Как сладко читать эти строки,
Читая, молиться в тиши,
И плакать, и черпать уроки
Из них для ума и души! (1853)
Разумеется, такая направленность поэтического дара Никитина не могла вызвать сочувствия революционного демократа Добролюбова, что и стало скрытой причиною неприятия никитинской поэзии критиком, ибо смирение антиреволюционно по сути своей.

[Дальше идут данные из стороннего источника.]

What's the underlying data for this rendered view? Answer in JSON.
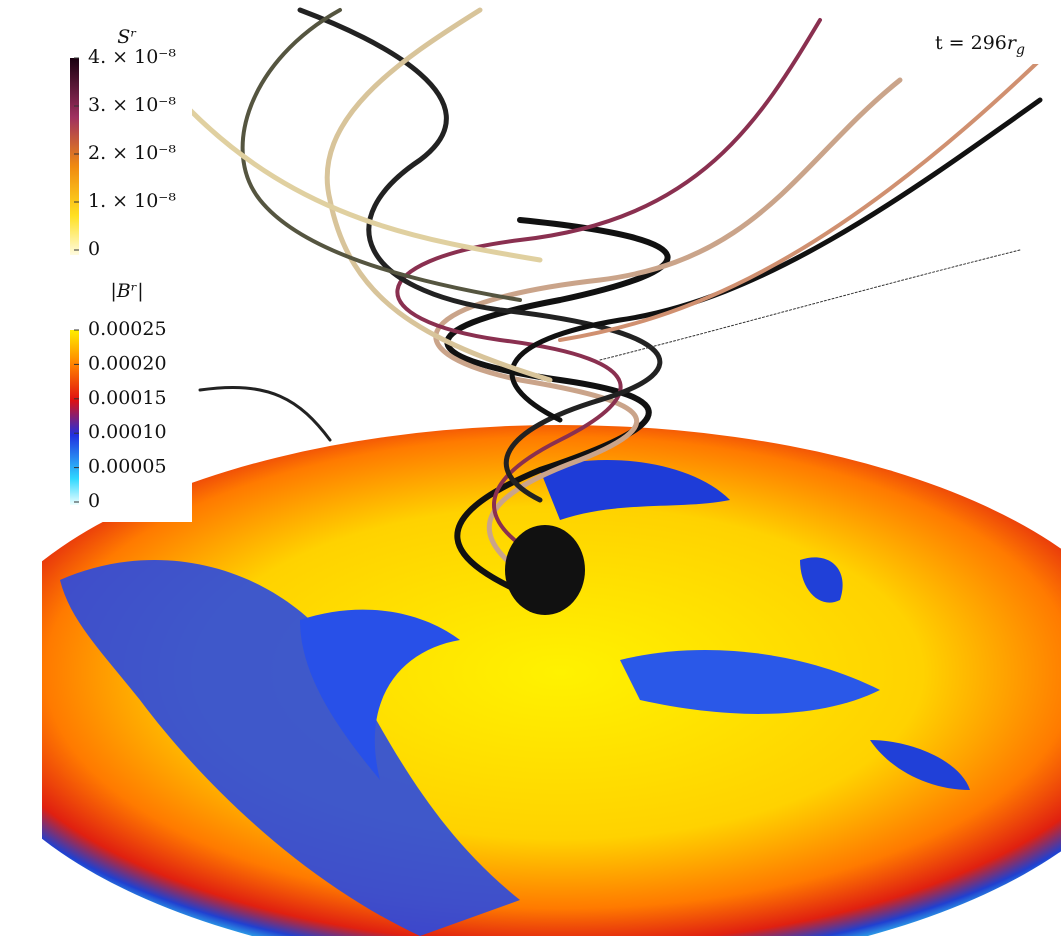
{
  "annotation": {
    "text": "t = 296",
    "variable": "r",
    "subscript": "g"
  },
  "colorbars": [
    {
      "title": "Sʳ",
      "ticks": [
        "4. × 10⁻⁸",
        "3. × 10⁻⁸",
        "2. × 10⁻⁸",
        "1. × 10⁻⁸",
        "0"
      ]
    },
    {
      "title": "|Bʳ|",
      "ticks": [
        "0.00025",
        "0.00020",
        "0.00015",
        "0.00010",
        "0.00005",
        "0"
      ]
    }
  ]
}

А ведь Никитин вовсе не был поборником идеи «чистого искусства», замкнутости поэта в личных переживаниях:
Нет, ты фигляр, а не певец,
Когда за личные страданья
Ждешь от толпы рукоплесканья,
Как милостыни ждет слепец;
Когда личиной скорби ложной
Ты привлекаешь чуждый взгляд
С бесстыдством женщины ничтожной,
Доставшей платье напрокат.
Нет, ты презрения достоин
За то, что дерзостный порок
Ты не казнил как честный воин,
Глашатай правды и пророк!
Никитин был истинным печальником за народ, он через собственное сердце пропускал общие беды — это одна из причин его ранней смерти – и к тому же звал собратьев по перу:
Не так бы плакал всенародно
От скорби истинный поэт!
Ты позабыл, что увядает
Наш ум в бездействии пустом,
Что истина в наш век страдает,
Порок увенчан торжеством…
…
Об этом плачь в тиши глубокой,
Тогда народ тебя поймет
И, может быть, к мечте высокой
Его укор твой приведет.
(1855)
Видя во всем святую благодать, Никитин стал одним из самых проникновенных певцов природы, обогатил русскую поэзию многими шедеврами пейзажной лирики.

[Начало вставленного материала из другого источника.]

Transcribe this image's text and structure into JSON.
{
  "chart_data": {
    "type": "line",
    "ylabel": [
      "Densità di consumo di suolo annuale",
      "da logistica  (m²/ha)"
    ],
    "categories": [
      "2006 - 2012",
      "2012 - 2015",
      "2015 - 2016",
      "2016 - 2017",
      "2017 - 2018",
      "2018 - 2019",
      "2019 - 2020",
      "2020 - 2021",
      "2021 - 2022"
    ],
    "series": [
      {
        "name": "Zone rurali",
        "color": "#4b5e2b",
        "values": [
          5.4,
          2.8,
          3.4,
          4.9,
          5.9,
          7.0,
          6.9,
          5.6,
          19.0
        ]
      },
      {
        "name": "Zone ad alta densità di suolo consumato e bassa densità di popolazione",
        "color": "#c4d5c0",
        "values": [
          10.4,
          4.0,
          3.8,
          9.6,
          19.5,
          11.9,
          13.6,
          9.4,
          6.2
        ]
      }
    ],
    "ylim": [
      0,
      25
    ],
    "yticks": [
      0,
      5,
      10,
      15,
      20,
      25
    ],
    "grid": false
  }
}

Поэт обладал несомненным панорамным зрением – оно величественно проявилось в одном из шедевров русской поэзии, стихотворении «Русь» (1851), где все необозримое пространство русского бытия поэт охватывает единым взором:
Это ты, моя
Русь державная,
Моя родина
Православная!
Широко ты, Русь,
По лицу земли
В красе царственной
Развернулася!
…
И теперь среди
Городов твоих
Муравьем кишит
Православный люд
По седым морям
Из далеких стран
На поклон к тебе
Корабли идут.
И поля цветут,
И леса шумят,
И лежат в земле
Груды золота.
И во всех концах
Света белого
Про тебя идет
Слава громкая.
Уж и есть за что,
Русь могучая,
Полюбить тебя,
Назвать матерью.
Стать за честь твою
Против недруга,
За тебя в нужде
Сложить голову.
Не всегда громкая, но всегда истинная поэзия Никитина раскрывает смысл подлинной духовности, запечатленной в строках его стихов, тревожащих всякую чуткую душу.